Some of this might just come down to the way the game is designed. It feels like The Kremlin really wanted to make something akin to SpyHunter, but they weren’t quite up to the design style of that game. That was an arcade-style vehicle action game, and a fun one, but it was very tightly tuned to a couple of specific action styles. The Spy Who Loved Me is more varied, maybe too varied, and it feels like it doesn’t quite know where to place the emphasis or how to keep the action flowing in a cohesive manner.
The best part of the game are the car driving sequences. These are fun, with a car that feels tight and responsive going over roads that are twisty and varied. There’s a lot of obstacles to avoid, enemies to battle, and power-ups to collect, and it all leads to a fun and frenetic experience. Sadly there are only two driving sections in the game and they both come early, making the front half of the game far more interesting than the back half.
The boat sections are fine, but they show a lack of care for action that feels like the designers didn’t quite understand what they were making. The boat doesn’t control as well as the car, and there are times where the stages force you to lose lives simply because you chose the wrong path (without warning), which is always an aggravating experience. The action also doesn’t feel right, with the weapons providing little in the way of feedback to let you know if you’re really damaging the enemies or just plinking off them.
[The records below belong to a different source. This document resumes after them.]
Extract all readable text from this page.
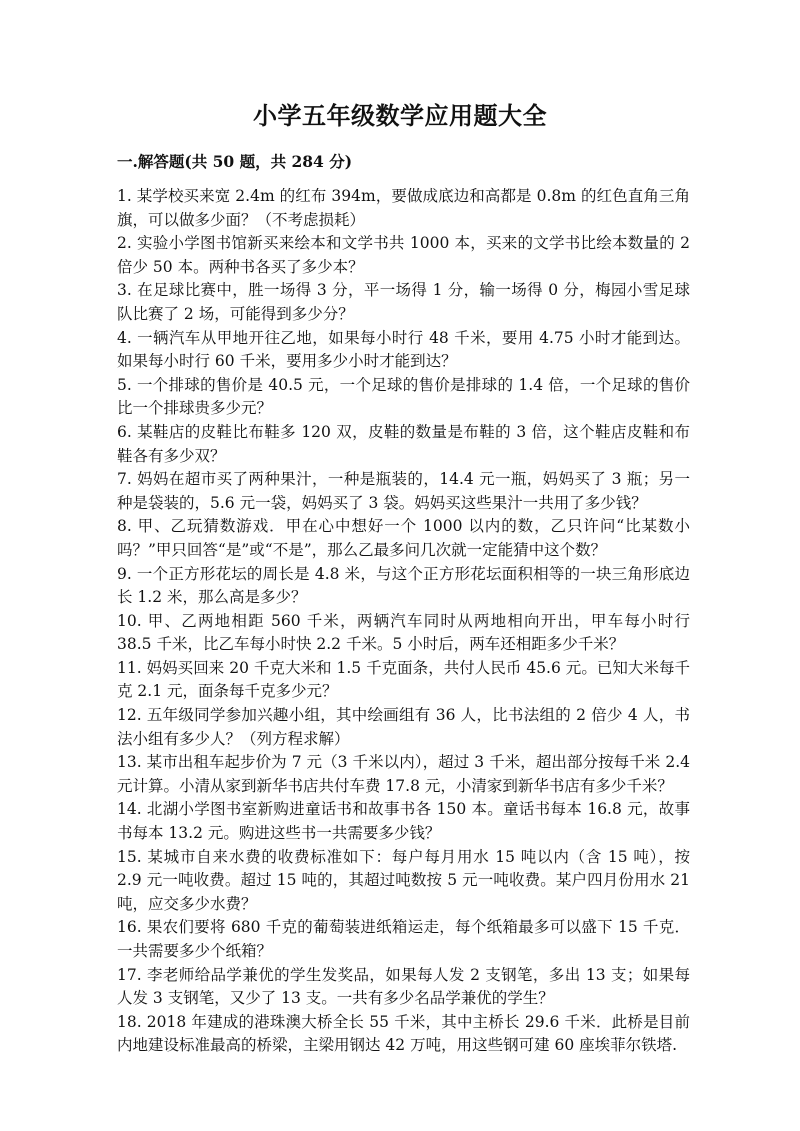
小学五年级数学应用题大全
一.解答题(共 50 题，共 284 分)

1. 某学校买来宽 2.4m 的红布 394m，要做成底边和高都是 0.8m 的红色直角三角旗，可以做多少面？（不考虑损耗）

2. 实验小学图书馆新买来绘本和文学书共 1000 本，买来的文学书比绘本数量的 2 倍少 50 本。两种书各买了多少本？

3. 在足球比赛中，胜一场得 3 分，平一场得 1 分，输一场得 0 分，梅园小雪足球队比赛了 2 场，可能得到多少分？

4. 一辆汽车从甲地开往乙地，如果每小时行 48 千米，要用 4.75 小时才能到达。如果每小时行 60 千米，要用多少小时才能到达？

5. 一个排球的售价是 40.5 元，一个足球的售价是排球的 1.4 倍，一个足球的售价比一个排球贵多少元？

6. 某鞋店的皮鞋比布鞋多 120 双，皮鞋的数量是布鞋的 3 倍，这个鞋店皮鞋和布鞋各有多少双？

7. 妈妈在超市买了两种果汁，一种是瓶装的，14.4 元一瓶，妈妈买了 3 瓶；另一种是袋装的，5.6 元一袋，妈妈买了 3 袋。妈妈买这些果汁一共用了多少钱？

8. 甲、乙玩猜数游戏．甲在心中想好一个 1000 以内的数，乙只许问“比某数小吗？”甲只回答“是”或“不是”，那么乙最多问几次就一定能猜中这个数？

9. 一个正方形花坛的周长是 4.8 米，与这个正方形花坛面积相等的一块三角形底边长 1.2 米，那么高是多少？

10. 甲、乙两地相距 560 千米，两辆汽车同时从两地相向开出，甲车每小时行 38.5 千米，比乙车每小时快 2.2 千米。5 小时后，两车还相距多少千米？

11. 妈妈买回来 20 千克大米和 1.5 千克面条，共付人民币 45.6 元。已知大米每千克 2.1 元，面条每千克多少元？

12. 五年级同学参加兴趣小组，其中绘画组有 36 人，比书法组的 2 倍少 4 人，书法小组有多少人？（列方程求解）

13. 某市出租车起步价为 7 元（3 千米以内），超过 3 千米，超出部分按每千米 2.4 元计算。小清从家到新华书店共付车费 17.8 元，小清家到新华书店有多少千米？

14. 北湖小学图书室新购进童话书和故事书各 150 本。童话书每本 16.8 元，故事书每本 13.2 元。购进这些书一共需要多少钱？

15. 某城市自来水费的收费标准如下：每户每月用水 15 吨以内（含 15 吨），按 2.9 元一吨收费。超过 15 吨的，其超过吨数按 5 元一吨收费。某户四月份用水 21 吨，应交多少水费？

16. 果农们要将 680 千克的葡萄装进纸箱运走，每个纸箱最多可以盛下 15 千克．一共需要多少个纸箱？

17. 李老师给品学兼优的学生发奖品，如果每人发 2 支钢笔，多出 13 支；如果每人发 3 支钢笔，又少了 13 支。一共有多少名品学兼优的学生？

18. 2018 年建成的港珠澳大桥全长 55 千米，其中主桥长 29.6 千米．此桥是目前内地建设标准最高的桥梁，主梁用钢达 42 万吨，用这些钢可建 60 座埃菲尔铁塔.
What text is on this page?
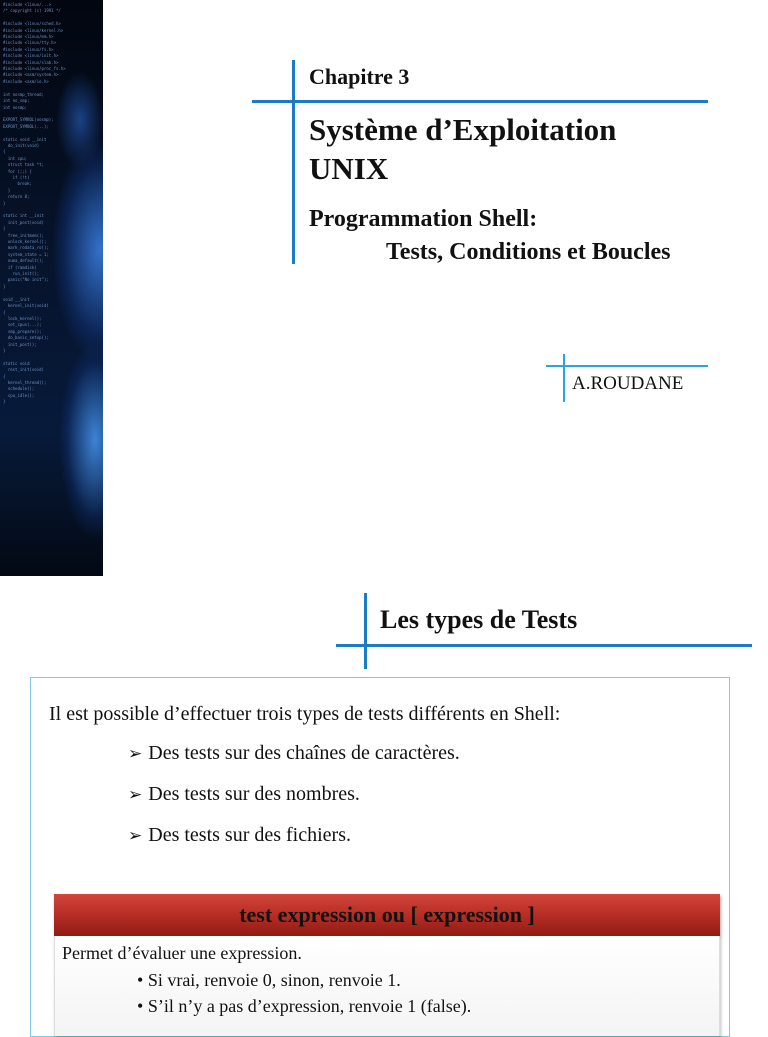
#include <linux/...>
/* copyright (c) 1991 */

#include <linux/sched.h>
#include <linux/kernel.h>
#include <linux/mm.h>
#include <linux/tty.h>
#include <linux/fs.h>
#include <linux/init.h>
#include <linux/slab.h>
#include <linux/proc_fs.h>
#include <asm/system.h>
#include <asm/io.h>

int nosmp_thread;
int no_smp;
int nosmp;

EXPORT_SYMBOL(nosmp);
EXPORT_SYMBOL(...);

static void __init
do_init(void)
{
int cpu;
struct task *t;
for (;;) {
if (!t)
break;
}
return 0;
}

static int __init
init_post(void)
{
free_initmem();
unlock_kernel();
mark_rodata_ro();
system_state = 1;
numa_default();
if (ramdisk)
run_init();
panic("No init");
}

void __init
kernel_init(void)
{
lock_kernel();
set_cpus(...);
smp_prepare();
do_basic_setup();
init_post();
}

static void
rest_init(void)
{
kernel_thread();
schedule();
cpu_idle();
}

Chapitre 3
Système d’Exploitation
UNIX
Programmation Shell:
Tests, Conditions et Boucles
A.ROUDANE
Les types de Tests
Il est possible d’effectuer trois types de tests différents en Shell:
➢ Des tests sur des chaînes de caractères.
➢ Des tests sur des nombres.
➢ Des tests sur des fichiers.
test expression ou [ expression ]
Permet d’évaluer une expression.
• Si vrai, renvoie 0, sinon, renvoie 1.
• S’il n’y a pas d’expression, renvoie 1 (false).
Although considering it feels like their weapons plink off of you, maybe that was a deliberate choice.
The worst of the vehicle sections is the one submarine stage. That one feels slower, with a larger, chunkier vehicle plodding under the waves while slower, bigger enemies drive along beside. This section doesn’t do enough to differentiate itself from the above water boat sections, except that the graphics are different, and it really makes you wish this stage were another driving section, or a boat section, that felt tighter and more responsive. This level is a chore to get through, with boring action that fails to entertain.
And then, for some reason, there are two shooting gallery sections. These aren’t really that interesting because they’re basically a test of your mouse-based twitch reflexes. A light gun shooting gallery can be fun, but mouse-based ones generally aren’t, and these two sections certainly fail on that front. The enemies only have a couple of spawn points to emerge from, and their attacks are slow. You could quite literally memorize their patterns and get through these sections with your brain almost entirely off, which doesn’t really speak well for the action.
Honestly, with The Spy Who Loved Me it feels like Domark and The Kremlin maybe bit off a little bit too much. I appreciate the varied gameplay (which is something I wished Domark would do more in their earlier titles) and I can respect the ambition on display here. The Kremlin tries to up the ante after the decent (if not fantastic) 007: License to Kill, and I appreciate what they tried to do. In the end, though, this game doesn’t feel polished enough to really work on all fronts. Something a little more focused, with just the car and boat sections, might have worked better. Then, at least, the two portions of the game that functioned the best could have gotten the time and care they deserved. This is another noble effort from Domark, if not a particularly good one.